After reviewing internal construction practices in 2005, one oilfield services company modified its approach to facilities construction by forming a core team responsible for oversight of large construction projects. A key objective of this group was to review current practices and develop processes and guidelines to ensure that each project follows a standardized approach. This paper details how HS&E aspects of construction are included in these processes.
The reader will follow three major activities of a construction project—land acquisition, facilities design, and facilities construction—and be provided with the key items to ensure that each phase is successfully completed from an HS&E standpoint. The material presented is taken from a detailed list of items reviewed prior to project start.
This paper is based upon lessons learned from several large construction projects.
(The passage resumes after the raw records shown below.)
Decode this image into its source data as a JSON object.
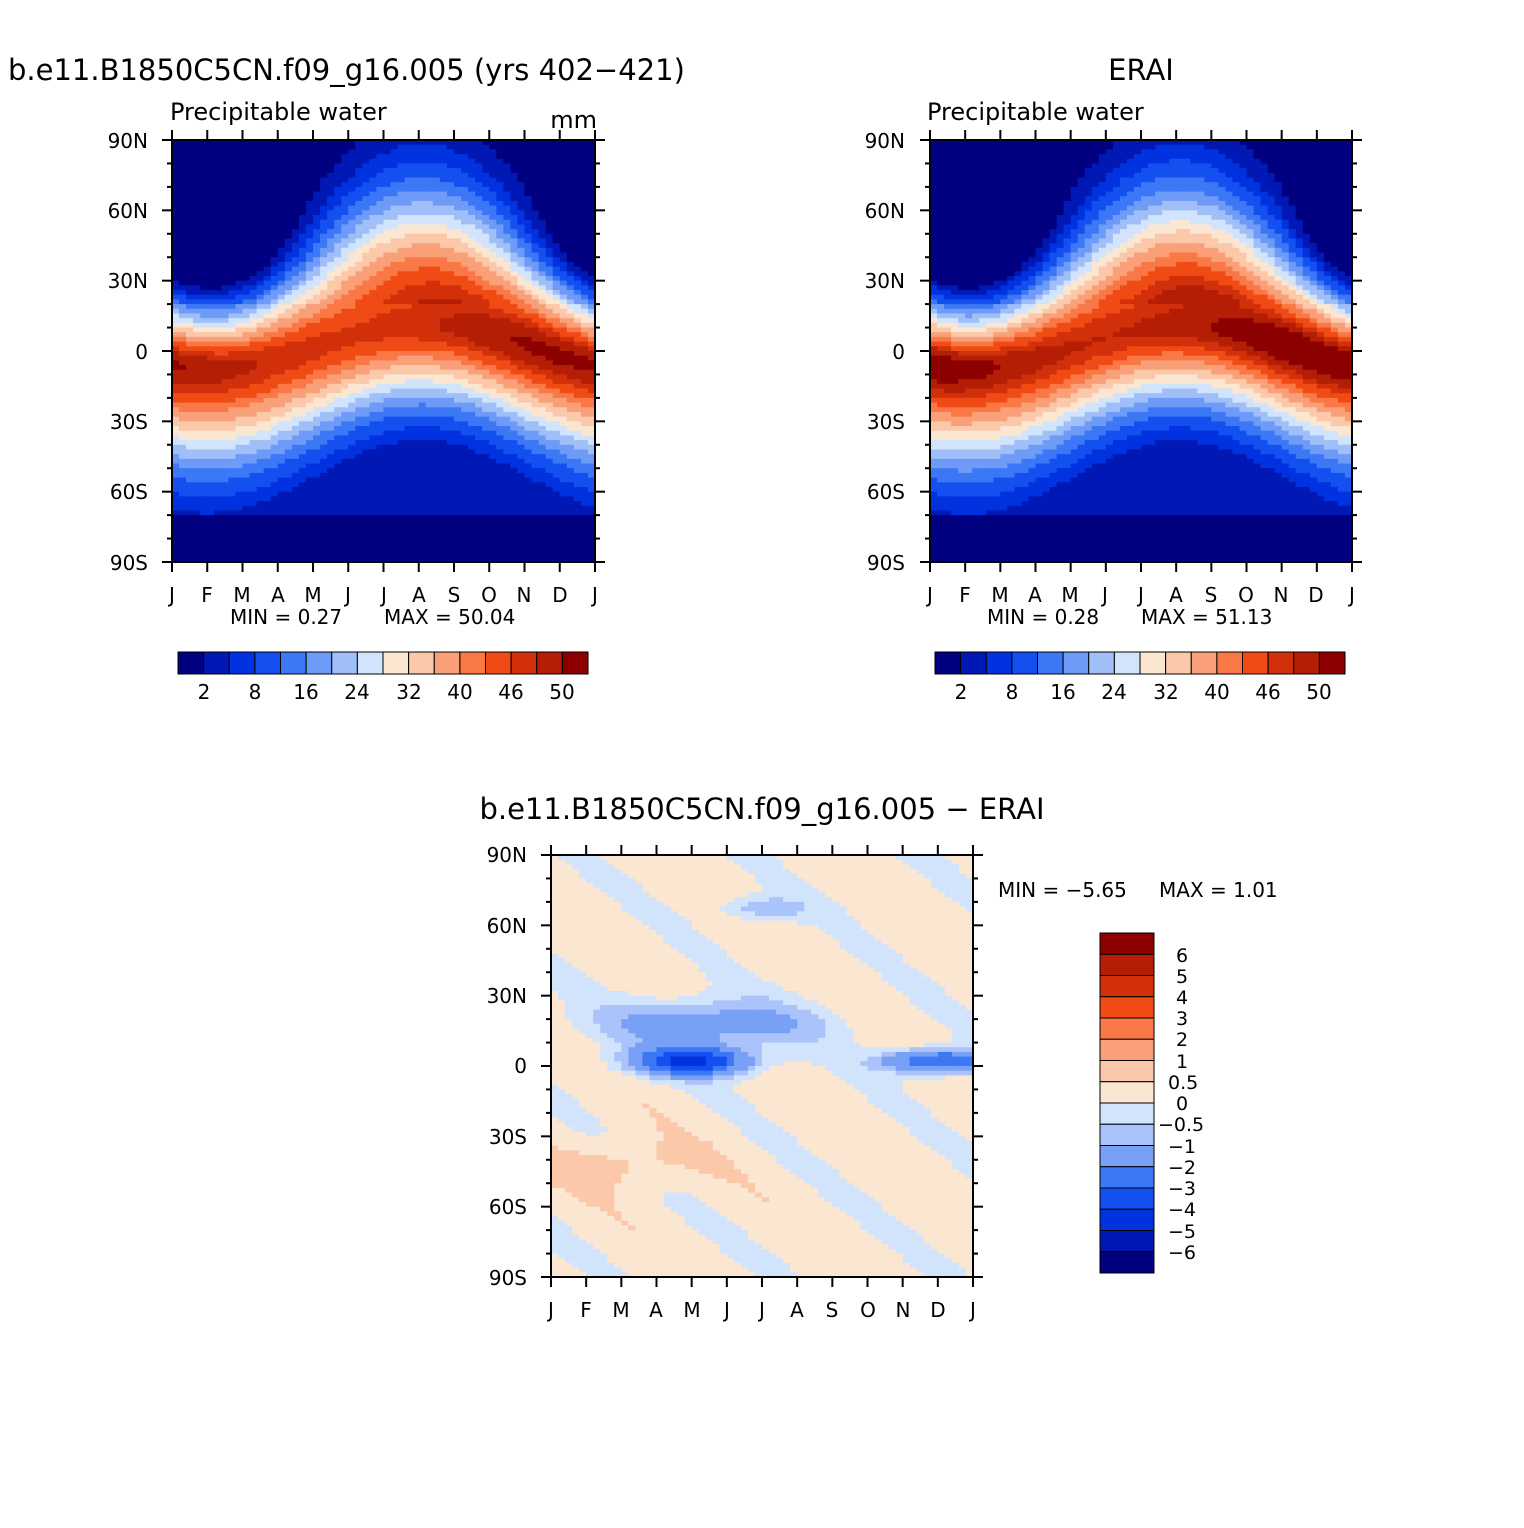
{
  "months": [
    "J",
    "F",
    "M",
    "A",
    "M",
    "J",
    "J",
    "A",
    "S",
    "O",
    "N",
    "D",
    "J"
  ],
  "lat_ticks": [
    "90N",
    "60N",
    "30N",
    "0",
    "30S",
    "60S",
    "90S"
  ],
  "colors": {
    "abs": [
      "#000080",
      "#0019b4",
      "#0032e0",
      "#1450f0",
      "#3c78f5",
      "#6e9bf7",
      "#a0bff9",
      "#d2e4fb",
      "#fbe6d2",
      "#fbc8aa",
      "#f9a078",
      "#f97846",
      "#f04b14",
      "#d2300a",
      "#b41e05",
      "#8c0000"
    ],
    "diff": [
      "#000080",
      "#0019b4",
      "#0032e0",
      "#1450f0",
      "#3c78f5",
      "#78a0f5",
      "#aac3fa",
      "#d2e4fb",
      "#fbe6d2",
      "#fbc8aa",
      "#f9a078",
      "#f97846",
      "#f04b14",
      "#d2300a",
      "#b41e05",
      "#8c0000"
    ]
  },
  "chart_data": [
    {
      "id": "model",
      "type": "heatmap",
      "title": "b.e11.B1850C5CN.f09_g16.005 (yrs 402−421)",
      "subtitle": "Precipitable water",
      "units": "mm",
      "x": [
        "J",
        "F",
        "M",
        "A",
        "M",
        "J",
        "J",
        "A",
        "S",
        "O",
        "N",
        "D",
        "J"
      ],
      "y_range": [
        -90,
        90
      ],
      "min_label": "MIN =   0.27",
      "max_label": "MAX =   50.04",
      "min": 0.27,
      "max": 50.04,
      "colorbar_labels": [
        "2",
        "8",
        "16",
        "24",
        "32",
        "40",
        "46",
        "50"
      ]
    },
    {
      "id": "obs",
      "type": "heatmap",
      "title": "ERAI",
      "subtitle": "Precipitable water",
      "units": "mm",
      "x": [
        "J",
        "F",
        "M",
        "A",
        "M",
        "J",
        "J",
        "A",
        "S",
        "O",
        "N",
        "D",
        "J"
      ],
      "y_range": [
        -90,
        90
      ],
      "min_label": "MIN =   0.28",
      "max_label": "MAX =   51.13",
      "min": 0.28,
      "max": 51.13,
      "colorbar_labels": [
        "2",
        "8",
        "16",
        "24",
        "32",
        "40",
        "46",
        "50"
      ]
    },
    {
      "id": "diff",
      "type": "heatmap",
      "title": "b.e11.B1850C5CN.f09_g16.005 − ERAI",
      "x": [
        "J",
        "F",
        "M",
        "A",
        "M",
        "J",
        "J",
        "A",
        "S",
        "O",
        "N",
        "D",
        "J"
      ],
      "y_range": [
        -90,
        90
      ],
      "min_label": "MIN =   −5.65",
      "max_label": "MAX =     1.01",
      "min": -5.65,
      "max": 1.01,
      "colorbar_labels": [
        "6",
        "5",
        "4",
        "3",
        "2",
        "1",
        "0.5",
        "0",
        "−0.5",
        "−1",
        "−2",
        "−3",
        "−4",
        "−5",
        "−6"
      ]
    }
  ]
}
It provides information necessary for any company to review its current construction practices and ensure that HS&E requirements are met.
Planning a new facility location is a complex exercise. It requires a good understanding of the existing facilities, future needs (including the required facilities to meet expected growth), and the optimum equipment or work process flow for the departments involved in the project. It also requires an understanding of the Health, Safety, and Environmental (HS&E) issues that must be addressed during the process to ensure a successful project. This is a critical area that is often overlooked in the construction cycle because these issues are not well understood by those planning the project.
As operating and service companies do not consider building construction a part of their core business, there is no standard approach to how these projects are managed. Methods range from creating dedicated, in-house construction groups to 100% outsourcing of projects. Regardless of the approach taken, processes and guidelines must be established to ensure a consistent, standardized approach to projects. No matter the process or model chosen, all must be developed with an understanding of the basic construction cycle.